RE: La Trampa de los Bits Alquilados
Perder mi cuenta, mis proyectos y mi comunidad de la noche a la mañana sería una cachetada que pondría todo en perspectiva. Me haría ver que en la Web 2.0 solo soy un invitado temporal. Da igual cuánto talento tenga o cuánto esfuerzo invierta. Si una plataforma quiere borrarme, lo hace y ni siquiera me debe una explicación.
En ese momento dejaría de asumir que mis cosas están seguras solo porque las subí a un servicio famoso. La idea cambiaría por completo: si mi trabajo vale, no puede depender del capricho de nadie.
Ahí entra la Web 3.0 como una decisión, no como una moda. Significa proteger mis creaciones, mi comunidad y mi identidad digital sin intermediarios. Empezaría a mover mis proyectos y mis publicaciones a sistemas descentralizados, donde mi contenido no desaparezca por culpa de un algoritmo o un reporte falso.
Controlaría mis claves como si fueran oro, porque en Web 3.0 lo son. Guardaría mis mejores obras como activos reales que nadie puede manipular. Usaría plataformas donde mi público y yo nos movemos juntos, sin perder conexión si una app se muere.

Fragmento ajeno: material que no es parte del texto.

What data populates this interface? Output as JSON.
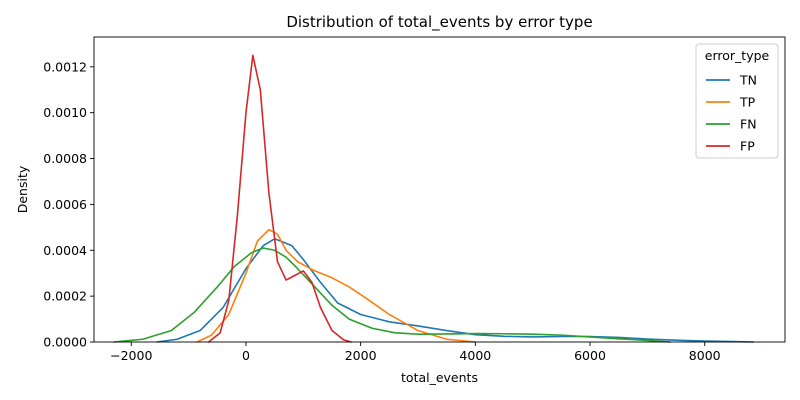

Tal vez la transición resulte incómoda. Puede que mi audiencia sea más pequeña al inicio. Igual no habrá el mismo alcance automático de las redes tradicionales. A cambio tendría algo que vale muchísimo más: autonomía total.
No seguiría permitiendo que otros definan cuándo existo en línea. Mi futuro digital lo construyo yo, ladrillo por ladrillo, en una red donde no soy producto ni invitado. Soy el dueño.
Si me quieren borrar en la Web 2.0, que lo hagan. Cuando los cimientos están en Web 3.0, nadie me tumbaria.